Tras la lección aprendida, decido perderme por las calles. Pronto descubro algo imposible. Por un cúmulo de circunstancias extravagantes y debidas, sin duda, al Ángel de lo singular, mis ojos se han encontrado en ese punto irrepetible desde el que es posible ver un cruce de calles flanqueadas sólo y exclusivamente por edificaciones antiguas. Ni un ladrillo, ni un portal comunitario, ni un dúplex atroz. Sólo blanco, sobre superficie irregular y desconchada. Este acontecimiento sublime, sólo comparable al Aleph borgiano, me sobrecoge hasta el punto de congelar el espacio, de detener el tiempo. Allí a la derecha está la casa. Di, al fin, con su emplazamiento. Su dueño me la muestra generosamente. De lo que vi en su interior no puedo dar noticia ahora. Lo haré en su debido momento.
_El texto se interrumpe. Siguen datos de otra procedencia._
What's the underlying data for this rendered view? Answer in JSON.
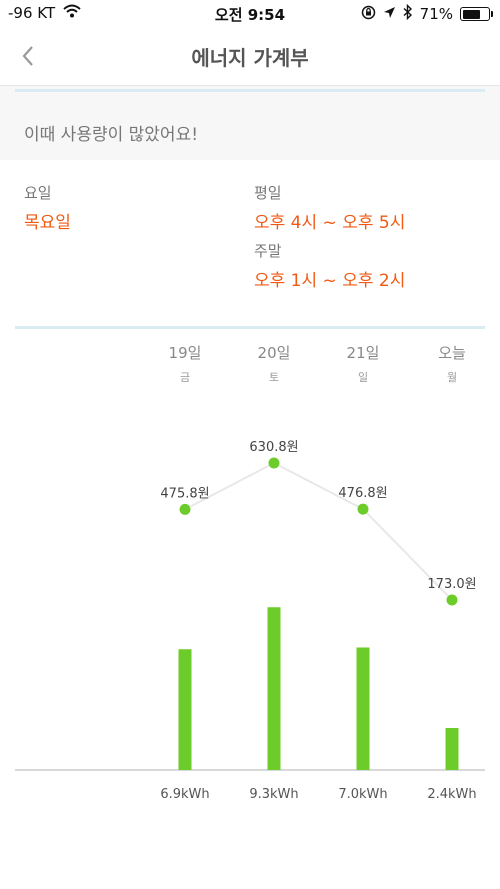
{
  "status": {
    "signal": "-96 KT",
    "time": "오전 9:54",
    "battery": "71%",
    "battery_level": 0.71
  },
  "nav": {
    "title": "에너지 가계부",
    "back_icon": "chevron-left-icon"
  },
  "notice": {
    "text": "이때 사용량이 많았어요!"
  },
  "info": {
    "day_label": "요일",
    "day_value": "목요일",
    "weekday_label": "평일",
    "weekday_value": "오후 4시 ~ 오후 5시",
    "weekend_label": "주말",
    "weekend_value": "오후 1시 ~ 오후 2시"
  },
  "days": [
    {
      "date": "19일",
      "weekday": "금"
    },
    {
      "date": "20일",
      "weekday": "토"
    },
    {
      "date": "21일",
      "weekday": "일"
    },
    {
      "date": "오늘",
      "weekday": "월"
    }
  ],
  "chart_data": {
    "type": "bar",
    "categories": [
      "19일",
      "20일",
      "21일",
      "오늘"
    ],
    "series": [
      {
        "values": [
          6.9,
          9.3,
          7.0,
          2.4
        ],
        "labels": [
          "6.9kWh",
          "9.3kWh",
          "7.0kWh",
          "2.4kWh"
        ]
      },
      {
        "values": [
          475.8,
          630.8,
          476.8,
          173.0
        ],
        "labels": [
          "475.8원",
          "630.8원",
          "476.8원",
          "173.0원"
        ]
      }
    ],
    "colors": {
      "bar": "#6ccc2a",
      "point": "#6ccc2a",
      "line": "#e8e8e8",
      "axis": "#cccccc"
    }
  }
}
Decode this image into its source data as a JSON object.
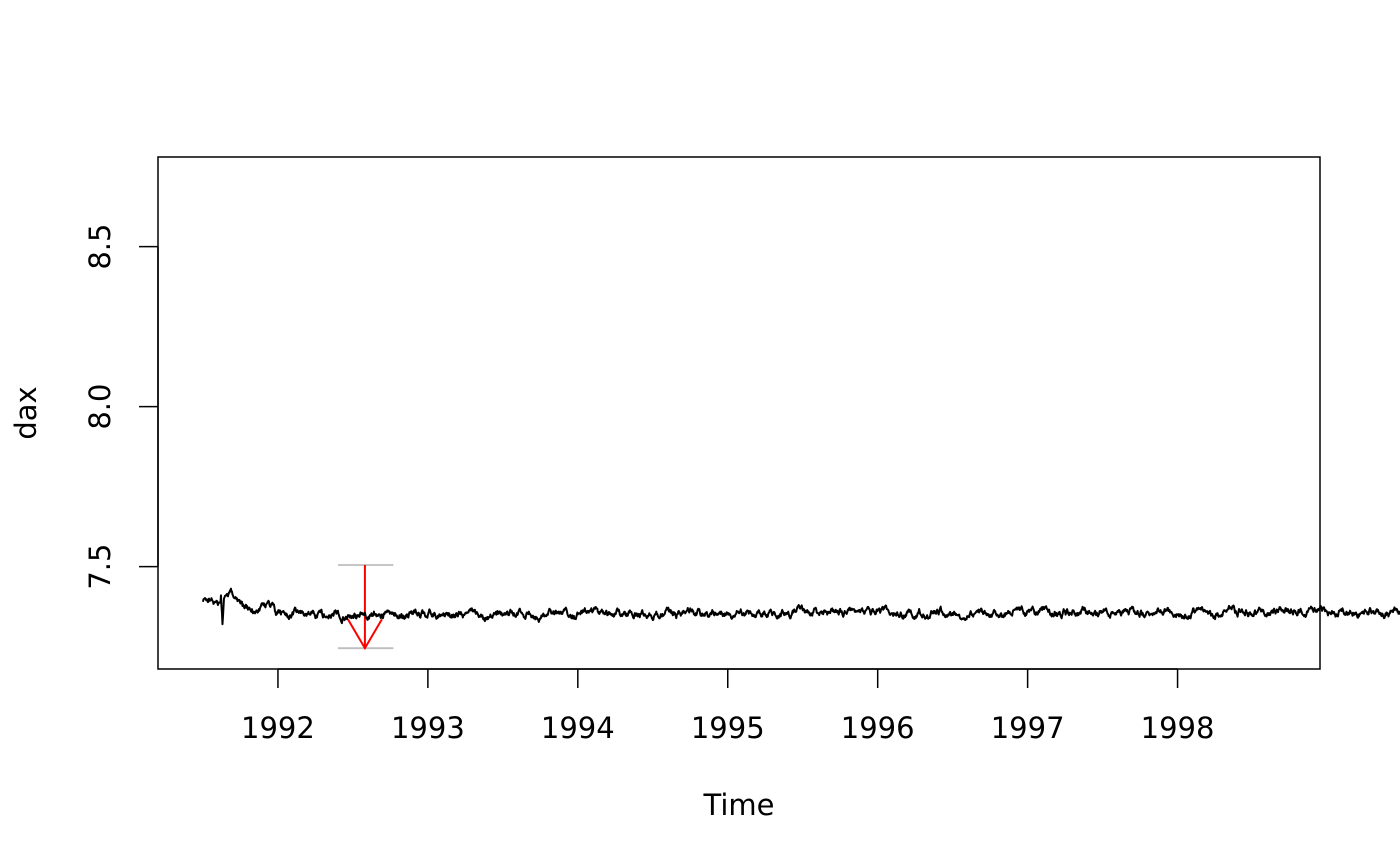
{
  "chart_data": {
    "type": "line",
    "title": "",
    "xlabel": "Time",
    "ylabel": "dax",
    "xlim": [
      1991.2,
      1998.95
    ],
    "ylim": [
      7.18,
      8.78
    ],
    "x_ticks": [
      {
        "value": 1992,
        "label": "1992"
      },
      {
        "value": 1993,
        "label": "1993"
      },
      {
        "value": 1994,
        "label": "1994"
      },
      {
        "value": 1995,
        "label": "1995"
      },
      {
        "value": 1996,
        "label": "1996"
      },
      {
        "value": 1997,
        "label": "1997"
      },
      {
        "value": 1998,
        "label": "1998"
      }
    ],
    "y_ticks": [
      {
        "value": 7.5,
        "label": "7.5"
      },
      {
        "value": 8.0,
        "label": "8.0"
      },
      {
        "value": 8.5,
        "label": "8.5"
      }
    ],
    "grid": false,
    "series": [
      {
        "color": "#000000",
        "points": [
          [
            1991.5,
            7.39
          ],
          [
            1991.54,
            7.4
          ],
          [
            1991.58,
            7.39
          ],
          [
            1991.6,
            7.38
          ],
          [
            1991.62,
            7.41
          ],
          [
            1991.63,
            7.32
          ],
          [
            1991.64,
            7.4
          ],
          [
            1991.7,
            7.41
          ],
          [
            1991.76,
            7.39
          ],
          [
            1991.82,
            7.36
          ],
          [
            1991.88,
            7.37
          ],
          [
            1991.94,
            7.39
          ],
          [
            1991.99,
            7.35
          ],
          [
            2000.0,
            7.36
          ]
        ]
      }
    ],
    "annotations": [
      {
        "type": "max-drawdown",
        "color": "#ff0000",
        "guide_color": "#bebebe",
        "x_start": 1992.4,
        "x_peak": 1992.58,
        "x_trough": 1992.77,
        "y_peak": 7.505,
        "y_trough": 7.245
      }
    ]
  }
}
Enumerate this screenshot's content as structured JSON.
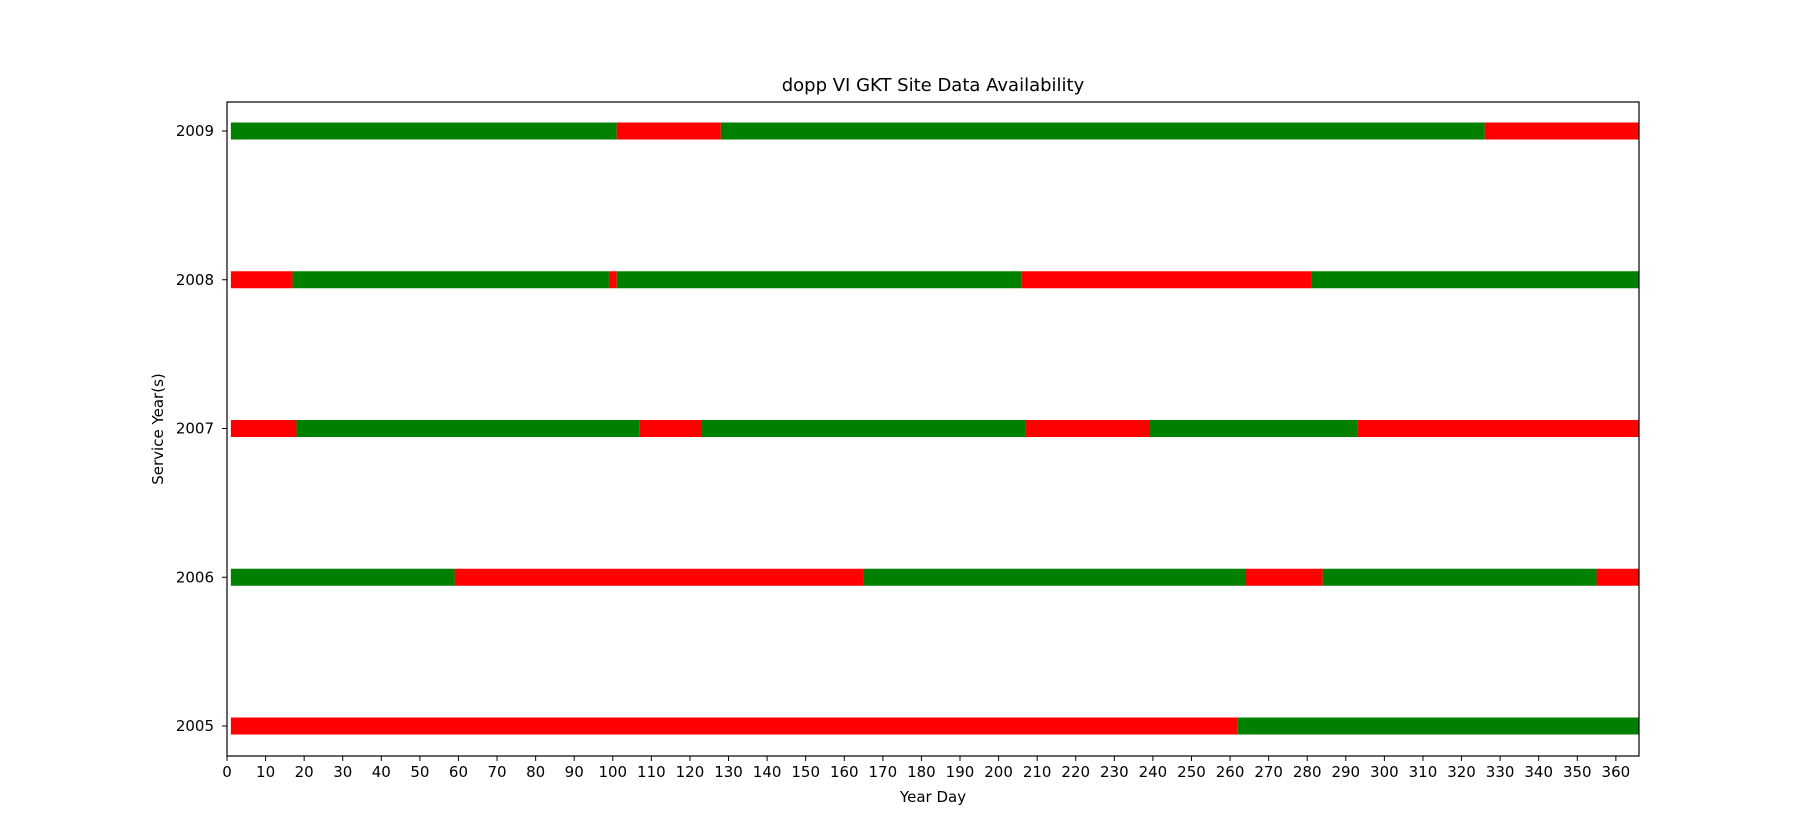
{
  "chart_data": {
    "type": "bar",
    "orientation": "horizontal-broken-bar",
    "title": "dopp VI GKT Site Data Availability",
    "xlabel": "Year Day",
    "ylabel": "Service Year(s)",
    "xlim": [
      0,
      366
    ],
    "x_ticks": [
      0,
      10,
      20,
      30,
      40,
      50,
      60,
      70,
      80,
      90,
      100,
      110,
      120,
      130,
      140,
      150,
      160,
      170,
      180,
      190,
      200,
      210,
      220,
      230,
      240,
      250,
      260,
      270,
      280,
      290,
      300,
      310,
      320,
      330,
      340,
      350,
      360
    ],
    "grid": false,
    "colors": {
      "available": "#008000",
      "missing": "#ff0000"
    },
    "rows": [
      {
        "year": "2009",
        "segments": [
          {
            "start": 1,
            "end": 101,
            "status": "available"
          },
          {
            "start": 101,
            "end": 128,
            "status": "missing"
          },
          {
            "start": 128,
            "end": 326,
            "status": "available"
          },
          {
            "start": 326,
            "end": 366,
            "status": "missing"
          }
        ]
      },
      {
        "year": "2008",
        "segments": [
          {
            "start": 1,
            "end": 17,
            "status": "missing"
          },
          {
            "start": 17,
            "end": 99,
            "status": "available"
          },
          {
            "start": 99,
            "end": 101,
            "status": "missing"
          },
          {
            "start": 101,
            "end": 206,
            "status": "available"
          },
          {
            "start": 206,
            "end": 281,
            "status": "missing"
          },
          {
            "start": 281,
            "end": 366,
            "status": "available"
          }
        ]
      },
      {
        "year": "2007",
        "segments": [
          {
            "start": 1,
            "end": 18,
            "status": "missing"
          },
          {
            "start": 18,
            "end": 107,
            "status": "available"
          },
          {
            "start": 107,
            "end": 123,
            "status": "missing"
          },
          {
            "start": 123,
            "end": 207,
            "status": "available"
          },
          {
            "start": 207,
            "end": 239,
            "status": "missing"
          },
          {
            "start": 239,
            "end": 293,
            "status": "available"
          },
          {
            "start": 293,
            "end": 366,
            "status": "missing"
          }
        ]
      },
      {
        "year": "2006",
        "segments": [
          {
            "start": 1,
            "end": 59,
            "status": "available"
          },
          {
            "start": 59,
            "end": 165,
            "status": "missing"
          },
          {
            "start": 165,
            "end": 264,
            "status": "available"
          },
          {
            "start": 264,
            "end": 284,
            "status": "missing"
          },
          {
            "start": 284,
            "end": 355,
            "status": "available"
          },
          {
            "start": 355,
            "end": 366,
            "status": "missing"
          }
        ]
      },
      {
        "year": "2005",
        "segments": [
          {
            "start": 1,
            "end": 262,
            "status": "missing"
          },
          {
            "start": 262,
            "end": 366,
            "status": "available"
          }
        ]
      }
    ]
  }
}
Absorto, aún, por el viaje iniciático experimentado emprendí el camino de vuelta. Unas calles más tarde encuentro de nuevo a aquel hombre de esparto. Ignorado por las hordas ciudadanas avanza como hacia el infinito. Después de dos horas, no ha vendido nada. Justo enfrente hay una famosa ropería que aglutina multitudes ávidas de consumir prendas hechas en serie por una industria impersonal. ¿A quién puede interesarle un serijo o una cesta de esparto? Aquel vetusto artesano es como el milagro arquitectónico que acababa de presenciar. Irrepetible, raro y condenado a la extinción por una sociedad que no quiere saber nada de manos, sudores, sacrificios y desperfectos. Y, lo cierto es que, aunque los brazos del espartero casi pueden rozar las espaldas de unos jóvenes extasiados ante una moda clónica, entre ambos hay un abismo insalvable. Él mira de soslayo el espectáculo y no alcanza a entenderlo. Pero es fácil. Se resume todo en esa estética vacía y aséptica del escaparate que hay delante de él: ocho metros cuadrados sirven de peana a unas zapatillas. Justo en ese instante las puertas del establecimiento se abren al público, y, como si de las del cielo se tratara, los individuos se precipitan en su interior para asegurarse su porción de felicidad. Atónito, vuelvo la vista. El artesano había desaparecido.